France

Tickets COVID : Voici dix excuses entendues et rejetées par le tribunal

Alors que les directives sanitaires tombent une à une, ceux qui ont ignoré les ordonnances et les ont contestées sont désormais jugés. Et leurs excuses parfois folles ou invraisemblables peinent à gagner la sympathie des juges, qui les condamnent la plupart du temps à des amendes comprises entre 1 000 et 1 500 dollars. Le journal présente dix excuses qui ont échoué au tribunal.

• À lire aussi : Bilan COVID-19 : 22 nouveaux décès et une forte baisse des hospitalisations au Québec

UN PETIT COMMERCE RECHERCHE

Lorsque le travailleur Alexis Legender s’est fait prendre à Kukshire, en Estrie, pendant le couvre-feu, il avait l’excuse parfaite : il revenait de Montréal, où il avait travaillé tard. Sauf que Montréal-Sherbrooke était prêt en moins de trois heures, et au moment où il a été arrêté, il était impossible de ne pas tergiverser trop longtemps. Par conséquent, incapable de s’expliquer, il a dû payer.

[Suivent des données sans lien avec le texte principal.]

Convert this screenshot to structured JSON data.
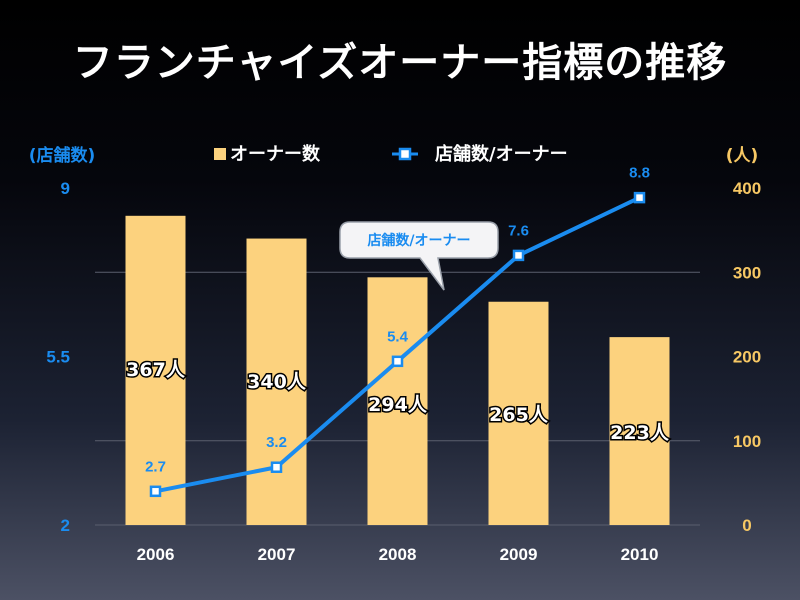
{
  "title": "フランチャイズオーナー指標の推移",
  "legend": {
    "bar": "オーナー数",
    "line": "店舗数/オーナー"
  },
  "callout": "店舗数/オーナー",
  "colors": {
    "bar": "#fcd27e",
    "line": "#1a8cf0",
    "right_axis": "#f7c864",
    "left_axis": "#1a8cf0"
  },
  "chart_data": {
    "type": "bar+line",
    "categories": [
      "2006",
      "2007",
      "2008",
      "2009",
      "2010"
    ],
    "series": [
      {
        "name": "オーナー数",
        "type": "bar",
        "axis": "right",
        "values": [
          367,
          340,
          294,
          265,
          223
        ],
        "labels": [
          "367人",
          "340人",
          "294人",
          "265人",
          "223人"
        ]
      },
      {
        "name": "店舗数/オーナー",
        "type": "line",
        "axis": "left",
        "values": [
          2.7,
          3.2,
          5.4,
          7.6,
          8.8
        ],
        "labels": [
          "2.7",
          "3.2",
          "5.4",
          "7.6",
          "8.8"
        ]
      }
    ],
    "left_axis": {
      "unit": "(店舗数)",
      "ylim": [
        2,
        9
      ],
      "ticks": [
        "9",
        "5.5",
        "2"
      ]
    },
    "right_axis": {
      "unit": "(人)",
      "ylim": [
        0,
        400
      ],
      "ticks": [
        "400",
        "300",
        "200",
        "100",
        "0"
      ]
    },
    "grid": true,
    "legend_position": "top"
  }
}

CHAUFFE-COU QUI COUVRE… SEULEMENT LA PORTE

Isabelle Courcy a estimé qu’elle gênait les autorités en portant un cache-cou en guise de couvre-visage afin de se conformer à l’obligation de se couvrir lors d’une manifestation en septembre 2020. Mais elle a dû porter ce morceau de tissu au niveau de son nez et la bouche, et pas… juste autour du cou. Elle a essayé de plaider qu’il avait glissé quand le policier l’a vue.

TOUTES LES RAISONS SONT BONNES (OU PAS)

Interceptée pendant le couvre-feu à Magog, Mélanie Hood a fait de son mieux pour s’en sortir, invoquant un manque d’essence, un faux appel au CAA ou encore l’achat d’une propriété qui ne pouvait de toute façon pas être vendue à ce moment-là. Il l’a mal pris, la femme n’a pas pu être acquittée.

APPRENTISSAGE FORMATION

Aller chez un ami qui a Internet pour suivre une formation en ligne de base pour son travail est une bonne excuse pour ignorer le couvre-feu. Mais en profiter pour “se rafraichir” et étirer le temps hors de chez soi ne l’est pas, a rappelé le juge qui a condamné Yannick Rousson.

LA NÉCESSITÉ N’EST PAS SI NÉCESSAIRE

Le pain et le lait peuvent être nécessaires pour une alimentation saine, mais ils ne suffisent pas à justifier un couvre-feu. Michael Dennis l’a appris à ses dépens en janvier 2021 lorsqu’il s’est rendu dans un magasin de Sherbrooke.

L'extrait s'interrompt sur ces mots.